Tutorial: Harmonize the Basic Fixture

This tutorial uses the small fixture in examples/basic/ to show the full local workflow without requiring network access. Run it from a clone of the omicsmeta repository so the example files are available.

Install

python -m pip install omicsmeta

If you are editing the repository, install from the source checkout instead:

python -m pip install -e ".[dev,docs]"

Run Harmonization

omicsmeta harmonize examples/basic/metadata.tsv \
  --output examples/basic/harmonized.tsv \
  --unmapped examples/basic/unmapped.tsv \
  --unmapped-summary-output examples/basic/unmapped_summary.tsv \
  --sample-output examples/basic/samples.tsv \
  --report examples/basic/qc_report.html

Inspect Outputs

The detailed output contains accepted ontology mappings:

head examples/basic/harmonized.tsv

The sample-wide table contains one row per input sample:

head examples/basic/samples.tsv

The unmapped summary is the best starting point for manual curation:

cat examples/basic/unmapped_summary.tsv

Benchmark the Fixture

Compare accepted direct mappings against the expected known-answer table:

python scripts/benchmark_mapping.py \
  --input examples/basic/metadata.tsv \
  --truth examples/basic/expected_harmonized.tsv \
  --output-json examples/basic/benchmark.json

The benchmark reports precision, recall, and F1 overall and by semantic field.

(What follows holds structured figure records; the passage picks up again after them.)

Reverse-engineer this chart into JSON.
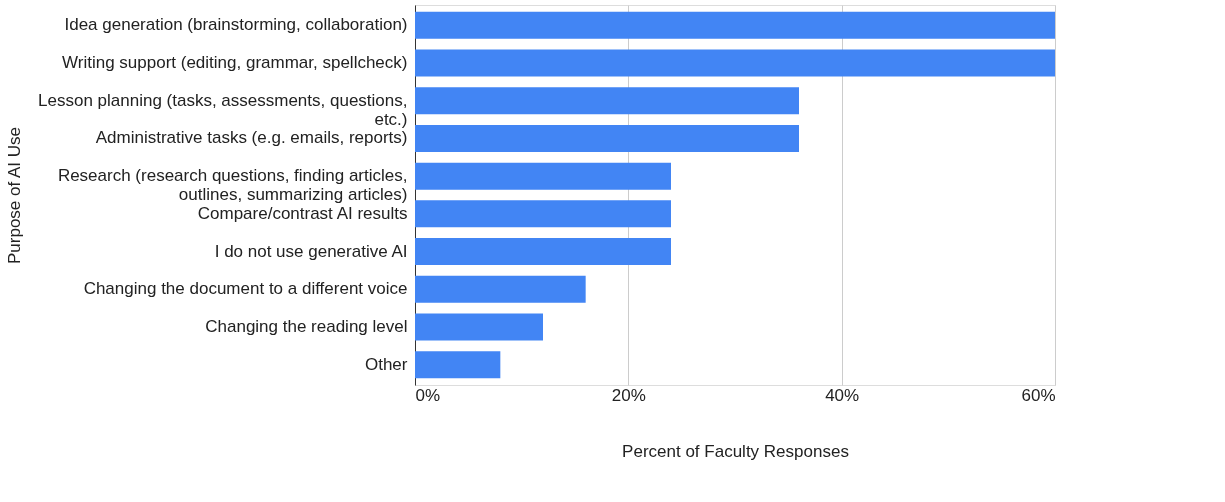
{
  "chart_data": {
    "type": "bar",
    "orientation": "horizontal",
    "xlabel": "Percent of Faculty Responses",
    "ylabel": "Purpose of AI Use",
    "categories": [
      "Idea generation (brainstorming, collaboration)",
      "Writing support (editing, grammar, spellcheck)",
      "Lesson planning (tasks, assessments, questions, etc.)",
      "Administrative tasks (e.g. emails, reports)",
      "Research (research questions, finding articles, outlines, summarizing articles)",
      "Compare/contrast AI results",
      "I do not use generative AI",
      "Changing the document to a different voice",
      "Changing the reading level",
      "Other"
    ],
    "values": [
      60,
      60,
      36,
      36,
      24,
      24,
      24,
      16,
      12,
      8
    ],
    "color": "#4285f4",
    "xlim": [
      0,
      60
    ],
    "xticks": [
      {
        "value": 0,
        "label": "0%"
      },
      {
        "value": 20,
        "label": "20%"
      },
      {
        "value": 40,
        "label": "40%"
      },
      {
        "value": 60,
        "label": "60%"
      }
    ],
    "grid": "x"
  }
}
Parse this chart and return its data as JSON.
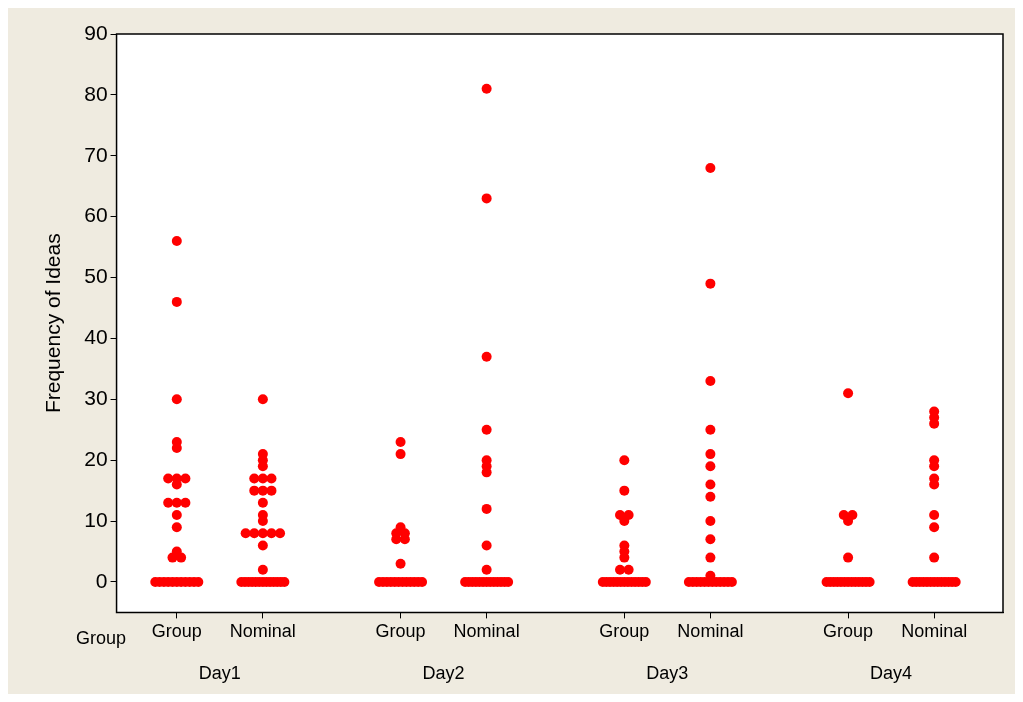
{
  "chart_data": {
    "type": "scatter",
    "ylabel": "Frequency of Ideas",
    "xlabel": "Group",
    "categories": [
      "Group",
      "Nominal",
      "Group",
      "Nominal",
      "Group",
      "Nominal",
      "Group",
      "Nominal"
    ],
    "annotations": [
      "Day1",
      "Day2",
      "Day3",
      "Day4"
    ],
    "ylim": [
      -5,
      90
    ],
    "yticks": [
      0,
      10,
      20,
      30,
      40,
      50,
      60,
      70,
      80,
      90
    ],
    "grid": false,
    "legend": false,
    "marker": "circle",
    "series": [
      {
        "color": "#ff0000",
        "values": [
          56,
          30,
          23,
          81,
          20,
          68,
          31,
          28
        ]
      },
      {
        "color": "#ff0000",
        "values": [
          46,
          21,
          21,
          63,
          15,
          49,
          11,
          27
        ]
      },
      {
        "color": "#ff0000",
        "values": [
          30,
          20,
          9,
          37,
          11,
          33,
          11,
          26
        ]
      },
      {
        "color": "#ff0000",
        "values": [
          23,
          19,
          8,
          25,
          11,
          25,
          10,
          20
        ]
      },
      {
        "color": "#ff0000",
        "values": [
          22,
          17,
          8,
          20,
          10,
          21,
          4,
          19
        ]
      },
      {
        "color": "#ff0000",
        "values": [
          17,
          17,
          7,
          19,
          6,
          19,
          0,
          17
        ]
      },
      {
        "color": "#ff0000",
        "values": [
          17,
          17,
          7,
          18,
          5,
          16,
          0,
          16
        ]
      },
      {
        "color": "#ff0000",
        "values": [
          17,
          15,
          3,
          12,
          4,
          14,
          0,
          11
        ]
      },
      {
        "color": "#ff0000",
        "values": [
          16,
          15,
          0,
          6,
          2,
          10,
          0,
          9
        ]
      },
      {
        "color": "#ff0000",
        "values": [
          13,
          15,
          0,
          2,
          2,
          7,
          0,
          4
        ]
      },
      {
        "color": "#ff0000",
        "values": [
          13,
          13,
          0,
          0,
          0,
          4,
          0,
          0
        ]
      },
      {
        "color": "#ff0000",
        "values": [
          13,
          11,
          0,
          0,
          0,
          1,
          0,
          0
        ]
      },
      {
        "color": "#ff0000",
        "values": [
          11,
          10,
          0,
          0,
          0,
          0,
          0,
          0
        ]
      },
      {
        "color": "#ff0000",
        "values": [
          9,
          8,
          0,
          0,
          0,
          0,
          0,
          0
        ]
      },
      {
        "color": "#ff0000",
        "values": [
          5,
          8,
          0,
          0,
          0,
          0,
          0,
          0
        ]
      },
      {
        "color": "#ff0000",
        "values": [
          4,
          8,
          0,
          0,
          0,
          0,
          0,
          0
        ]
      },
      {
        "color": "#ff0000",
        "values": [
          4,
          8,
          0,
          0,
          0,
          0,
          0,
          0
        ]
      },
      {
        "color": "#ff0000",
        "values": [
          0,
          8,
          0,
          0,
          0,
          0,
          0,
          0
        ]
      },
      {
        "color": "#ff0000",
        "values": [
          0,
          6,
          0,
          0,
          0,
          0,
          null,
          0
        ]
      },
      {
        "color": "#ff0000",
        "values": [
          0,
          2,
          0,
          0,
          0,
          0,
          null,
          0
        ]
      },
      {
        "color": "#ff0000",
        "values": [
          0,
          0,
          null,
          0,
          0,
          0,
          null,
          0
        ]
      },
      {
        "color": "#ff0000",
        "values": [
          0,
          0,
          null,
          0,
          0,
          0,
          null,
          0
        ]
      },
      {
        "color": "#ff0000",
        "values": [
          0,
          0,
          null,
          0,
          0,
          0,
          null,
          0
        ]
      },
      {
        "color": "#ff0000",
        "values": [
          0,
          0,
          null,
          null,
          null,
          0,
          null,
          null
        ]
      },
      {
        "color": "#ff0000",
        "values": [
          0,
          0,
          null,
          null,
          null,
          null,
          null,
          null
        ]
      },
      {
        "color": "#ff0000",
        "values": [
          0,
          0,
          null,
          null,
          null,
          null,
          null,
          null
        ]
      },
      {
        "color": "#ff0000",
        "values": [
          0,
          0,
          null,
          null,
          null,
          null,
          null,
          null
        ]
      },
      {
        "color": "#ff0000",
        "values": [
          0,
          0,
          null,
          null,
          null,
          null,
          null,
          null
        ]
      },
      {
        "color": "#ff0000",
        "values": [
          null,
          0,
          null,
          null,
          null,
          null,
          null,
          null
        ]
      },
      {
        "color": "#ff0000",
        "values": [
          null,
          0,
          null,
          null,
          null,
          null,
          null,
          null
        ]
      },
      {
        "color": "#ff0000",
        "values": [
          null,
          0,
          null,
          null,
          null,
          null,
          null,
          null
        ]
      },
      {
        "color": "#ff0000",
        "values": [
          null,
          0,
          null,
          null,
          null,
          null,
          null,
          null
        ]
      },
      {
        "color": "#ff0000",
        "values": [
          null,
          0,
          null,
          null,
          null,
          null,
          null,
          null
        ]
      }
    ]
  }
}
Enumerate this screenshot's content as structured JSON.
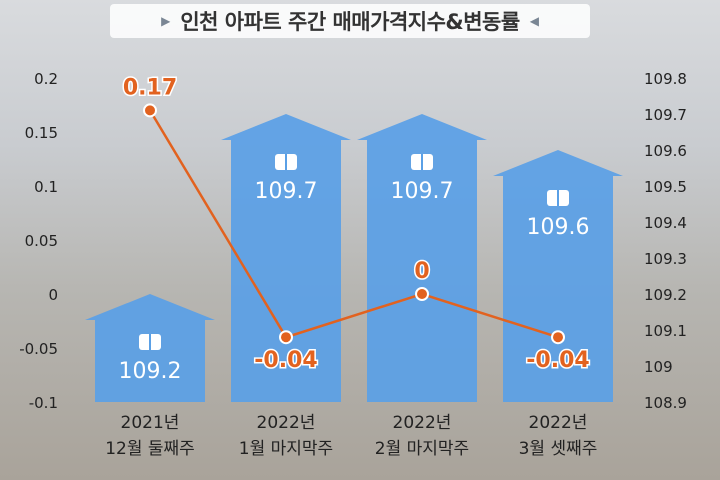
{
  "chart_data": {
    "type": "bar",
    "title": "인천 아파트 주간 매매가격지수&변동률",
    "categories": [
      [
        "2021년",
        "12월 둘째주"
      ],
      [
        "2022년",
        "1월 마지막주"
      ],
      [
        "2022년",
        "2월 마지막주"
      ],
      [
        "2022년",
        "3월 셋째주"
      ]
    ],
    "series": [
      {
        "type": "bar",
        "axis": "right",
        "values": [
          109.2,
          109.7,
          109.7,
          109.6
        ],
        "labels": [
          "109.2",
          "109.7",
          "109.7",
          "109.6"
        ],
        "color": "#5aa0e6"
      },
      {
        "type": "line",
        "axis": "left",
        "values": [
          0.17,
          -0.04,
          0,
          -0.04
        ],
        "labels": [
          "0.17",
          "-0.04",
          "0",
          "-0.04"
        ],
        "color": "#e2621f"
      }
    ],
    "left_axis": {
      "ticks": [
        0.2,
        0.15,
        0.1,
        0.05,
        0,
        -0.05,
        -0.1
      ],
      "labels": [
        "0.2",
        "0.15",
        "0.1",
        "0.05",
        "0",
        "-0.05",
        "-0.1"
      ],
      "ylim": [
        -0.1,
        0.2
      ]
    },
    "right_axis": {
      "ticks": [
        109.8,
        109.7,
        109.6,
        109.5,
        109.4,
        109.3,
        109.2,
        109.1,
        109,
        108.9
      ],
      "labels": [
        "109.8",
        "109.7",
        "109.6",
        "109.5",
        "109.4",
        "109.3",
        "109.2",
        "109.1",
        "109",
        "108.9"
      ],
      "ylim": [
        108.9,
        109.8
      ]
    },
    "colors": {
      "bar": "#5aa0e6",
      "line": "#e2621f",
      "title_marker": "#7a8694"
    },
    "icons": {
      "bar_marker": "book-icon",
      "title_left": "triangle-right-icon",
      "title_right": "triangle-left-icon"
    }
  }
}
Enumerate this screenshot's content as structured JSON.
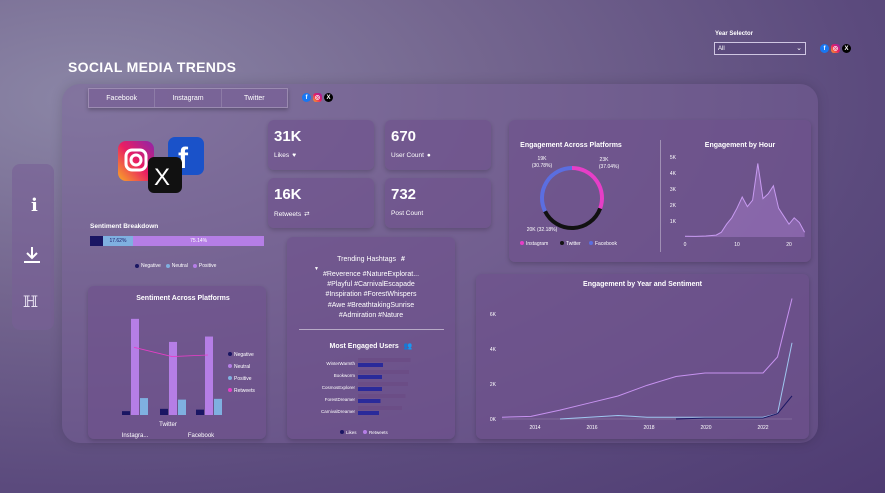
{
  "header": {
    "title": "SOCIAL MEDIA TRENDS",
    "year_selector_label": "Year Selector",
    "year_selector_value": "All"
  },
  "tabs": [
    "Facebook",
    "Instagram",
    "Twitter"
  ],
  "kpis": {
    "likes": {
      "value": "31K",
      "label": "Likes"
    },
    "user_count": {
      "value": "670",
      "label": "User Count"
    },
    "retweets": {
      "value": "16K",
      "label": "Retweets"
    },
    "post_count": {
      "value": "732",
      "label": "Post Count"
    }
  },
  "sentiment_breakdown": {
    "title": "Sentiment Breakdown",
    "segments": [
      {
        "name": "Negative",
        "pct": 7.24,
        "label": "",
        "color": "#1a1663"
      },
      {
        "name": "Neutral",
        "pct": 17.62,
        "label": "17.62%",
        "color": "#7fb0e0"
      },
      {
        "name": "Positive",
        "pct": 75.14,
        "label": "75.14%",
        "color": "#b57ee6"
      }
    ],
    "legend": [
      "Negative",
      "Neutral",
      "Positive"
    ]
  },
  "engagement_platforms": {
    "title": "Engagement Across Platforms",
    "labels": {
      "instagram": "19K",
      "instagram_pct": "(30.78%)",
      "twitter": "23K",
      "twitter_pct": "(37.04%)",
      "facebook": "20K (32.18%)"
    },
    "legend": [
      "Instagram",
      "Twitter",
      "Facebook"
    ],
    "colors": {
      "instagram": "#e63ec7",
      "twitter": "#111111",
      "facebook": "#5b6ee0"
    }
  },
  "engagement_hour": {
    "title": "Engagement by Hour",
    "y_ticks": [
      "5K",
      "4K",
      "3K",
      "2K",
      "1K"
    ],
    "x_ticks": [
      "0",
      "10",
      "20"
    ]
  },
  "hashtags": {
    "title": "Trending Hashtags",
    "symbol": "#",
    "lines": [
      "#Reverence #NatureExplorat...",
      "#Playful #CarnivalEscapade",
      "#Inspiration #ForestWhispers",
      "#Awe #BreathtakingSunrise",
      "#Admiration #Nature"
    ]
  },
  "engaged_users": {
    "title": "Most Engaged Users",
    "users": [
      "WinterWarmth",
      "Bookworm",
      "CosmosExplorer",
      "ForestDreamer",
      "CarnivalDreamer"
    ],
    "legend": [
      "Likes",
      "Retweets"
    ]
  },
  "sentiment_platforms": {
    "title": "Sentiment Across Platforms",
    "legend": [
      "Negative",
      "Neutral",
      "Positive",
      "Retweets"
    ],
    "x_labels": [
      "Instagra...",
      "Twitter",
      "Facebook"
    ]
  },
  "year_sentiment": {
    "title": "Engagement by Year and Sentiment",
    "y_ticks": [
      "6K",
      "4K",
      "2K",
      "0K"
    ],
    "x_ticks": [
      "2014",
      "2016",
      "2018",
      "2020",
      "2022"
    ]
  },
  "chart_data": [
    {
      "type": "pie",
      "title": "Engagement Across Platforms",
      "categories": [
        "Instagram",
        "Twitter",
        "Facebook"
      ],
      "values": [
        19000,
        23000,
        20000
      ]
    },
    {
      "type": "area",
      "title": "Engagement by Hour",
      "x": [
        0,
        2,
        4,
        6,
        7,
        8,
        9,
        10,
        11,
        12,
        13,
        14,
        15,
        16,
        17,
        18,
        19,
        20,
        21,
        22,
        23
      ],
      "values": [
        50,
        40,
        60,
        120,
        300,
        800,
        1200,
        1800,
        2500,
        1900,
        2300,
        4600,
        2400,
        2700,
        3200,
        1800,
        1300,
        800,
        1200,
        900,
        300
      ],
      "ylim": [
        0,
        5000
      ]
    },
    {
      "type": "bar",
      "title": "Sentiment Across Platforms",
      "categories": [
        "Instagra...",
        "Twitter",
        "Facebook"
      ],
      "series": [
        {
          "name": "Negative",
          "values": [
            5,
            8,
            7
          ]
        },
        {
          "name": "Neutral",
          "values": [
            125,
            95,
            102
          ]
        },
        {
          "name": "Positive",
          "values": [
            22,
            20,
            21
          ]
        }
      ],
      "line": {
        "name": "Retweets",
        "values": [
          88,
          76,
          78
        ]
      },
      "ylim": [
        0,
        130
      ]
    },
    {
      "type": "bar",
      "title": "Most Engaged Users",
      "categories": [
        "WinterWarmth",
        "Bookworm",
        "CosmosExplorer",
        "ForestDreamer",
        "CarnivalDreamer"
      ],
      "series": [
        {
          "name": "Likes",
          "values": [
            105,
            102,
            100,
            95,
            88
          ]
        },
        {
          "name": "Retweets",
          "values": [
            50,
            48,
            48,
            45,
            42
          ]
        }
      ]
    },
    {
      "type": "line",
      "title": "Engagement by Year and Sentiment",
      "x": [
        2013,
        2014,
        2015,
        2016,
        2017,
        2018,
        2019,
        2020,
        2021,
        2022,
        2022.5,
        2023
      ],
      "series": [
        {
          "name": "Positive",
          "values": [
            0.1,
            0.15,
            0.5,
            0.9,
            1.3,
            1.9,
            2.4,
            2.6,
            2.6,
            2.6,
            3.5,
            6.8
          ]
        },
        {
          "name": "Neutral",
          "values": [
            null,
            null,
            0,
            0.1,
            0.2,
            0.1,
            0.1,
            0.1,
            0.1,
            0.1,
            0.3,
            4.3
          ]
        },
        {
          "name": "Negative",
          "values": [
            null,
            null,
            null,
            null,
            null,
            null,
            0,
            0.05,
            0.05,
            0.05,
            0.3,
            1.3
          ]
        }
      ],
      "ylim": [
        0,
        7
      ]
    }
  ]
}
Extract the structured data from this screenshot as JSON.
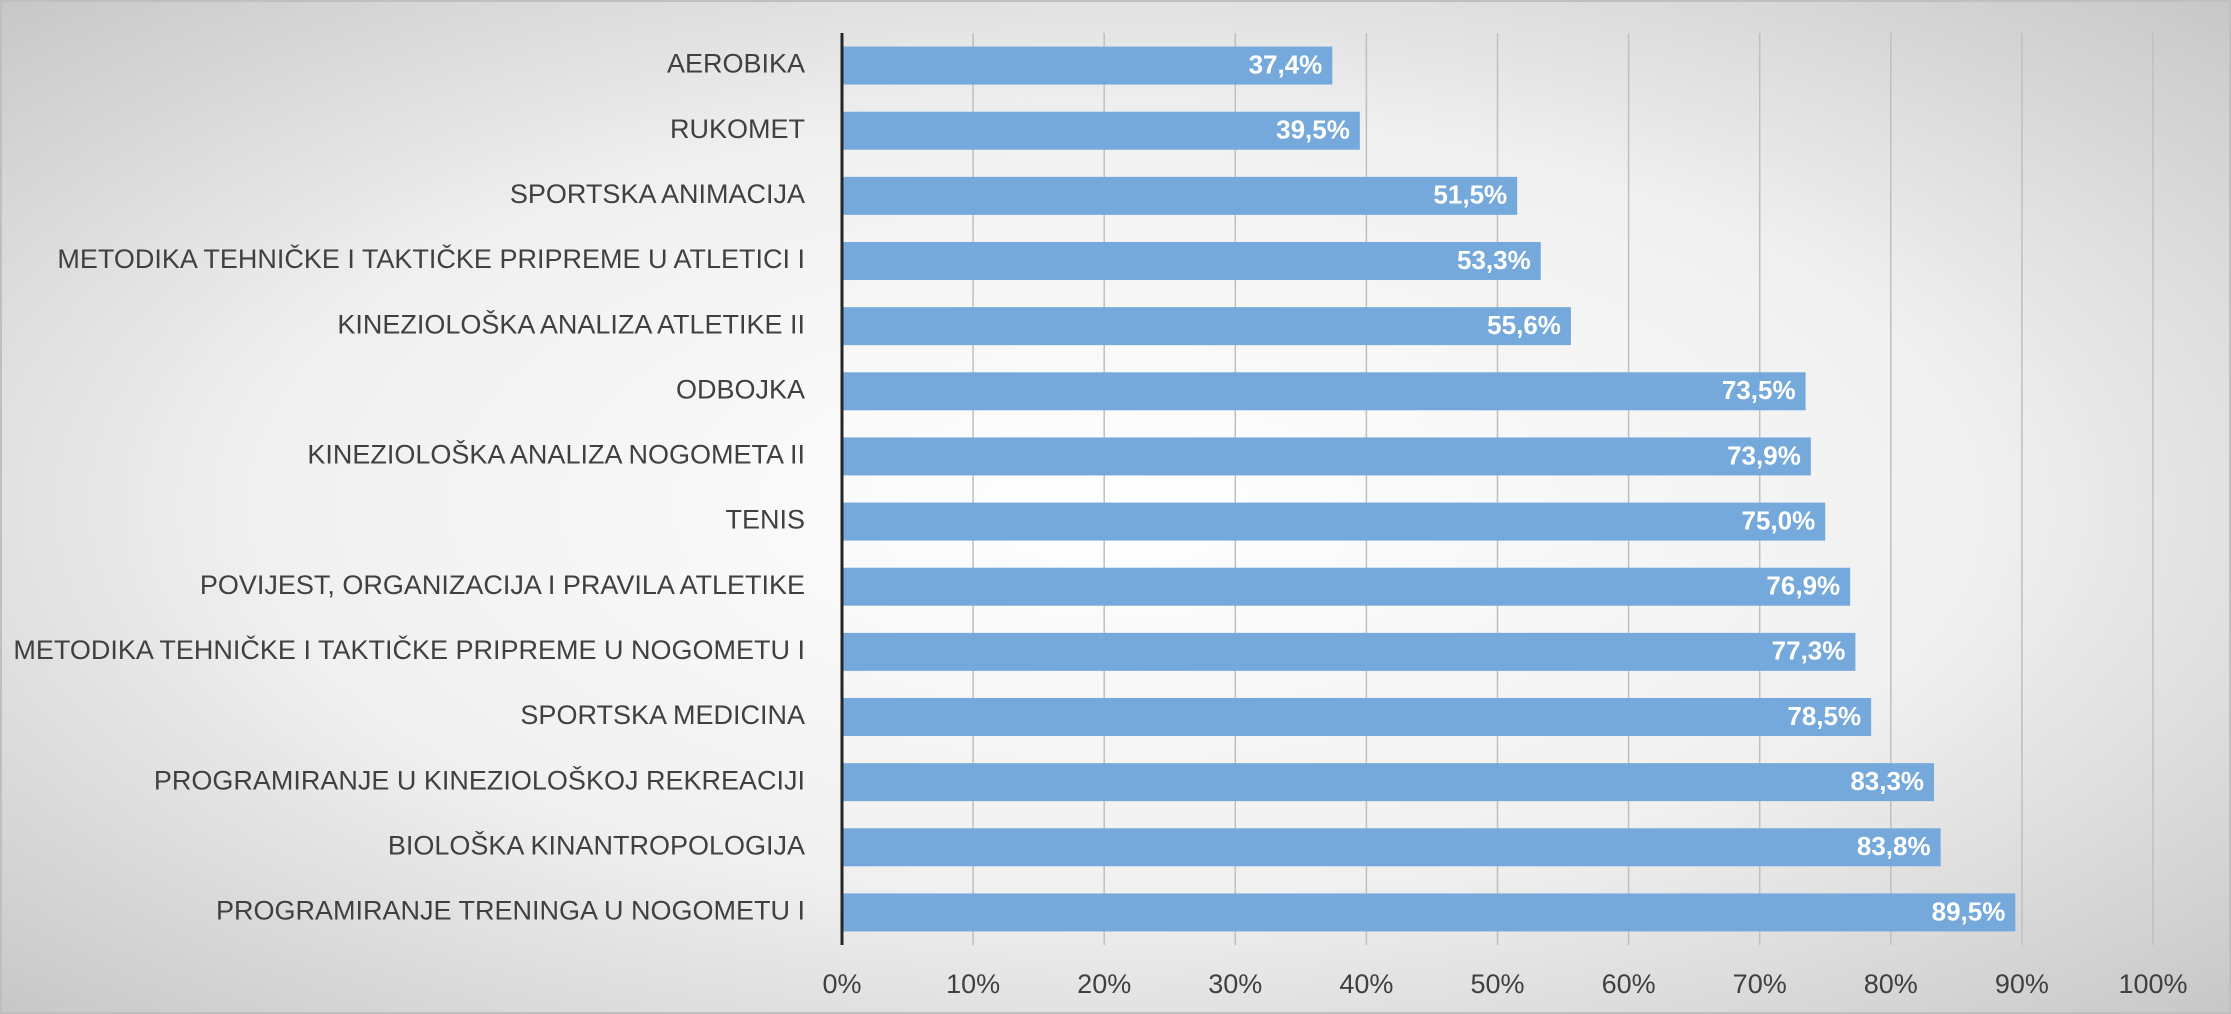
{
  "chart_data": {
    "type": "bar",
    "orientation": "horizontal",
    "categories": [
      "AEROBIKA",
      "RUKOMET",
      "SPORTSKA ANIMACIJA",
      "METODIKA TEHNIČKE I TAKTIČKE PRIPREME U ATLETICI I",
      "KINEZIOLOŠKA ANALIZA ATLETIKE II",
      "ODBOJKA",
      "KINEZIOLOŠKA ANALIZA NOGOMETA II",
      "TENIS",
      "POVIJEST, ORGANIZACIJA I PRAVILA ATLETIKE",
      "METODIKA TEHNIČKE I TAKTIČKE PRIPREME U NOGOMETU I",
      "SPORTSKA MEDICINA",
      "PROGRAMIRANJE U KINEZIOLOŠKOJ REKREACIJI",
      "BIOLOŠKA KINANTROPOLOGIJA",
      "PROGRAMIRANJE TRENINGA U NOGOMETU I"
    ],
    "values": [
      37.4,
      39.5,
      51.5,
      53.3,
      55.6,
      73.5,
      73.9,
      75.0,
      76.9,
      77.3,
      78.5,
      83.3,
      83.8,
      89.5
    ],
    "value_labels": [
      "37,4%",
      "39,5%",
      "51,5%",
      "53,3%",
      "55,6%",
      "73,5%",
      "73,9%",
      "75,0%",
      "76,9%",
      "77,3%",
      "78,5%",
      "83,3%",
      "83,8%",
      "89,5%"
    ],
    "color": "#75a9dc",
    "xlim": [
      0,
      100
    ],
    "xticks": [
      {
        "value": 0,
        "label": "0%"
      },
      {
        "value": 10,
        "label": "10%"
      },
      {
        "value": 20,
        "label": "20%"
      },
      {
        "value": 30,
        "label": "30%"
      },
      {
        "value": 40,
        "label": "40%"
      },
      {
        "value": 50,
        "label": "50%"
      },
      {
        "value": 60,
        "label": "60%"
      },
      {
        "value": 70,
        "label": "70%"
      },
      {
        "value": 80,
        "label": "80%"
      },
      {
        "value": 90,
        "label": "90%"
      },
      {
        "value": 100,
        "label": "100%"
      }
    ],
    "grid": true
  }
}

Inferred terms are excluded from this score so the metric reflects direct mapping behavior.

Run the Bundled Suite

The repository also includes a manifest of known-answer cases that covers the basic fixture and several GEO-style snippets:

python scripts/benchmark_mapping.py \
  --manifest benchmarks/known_answer_suite.tsv \
  --output-json benchmark_suite.json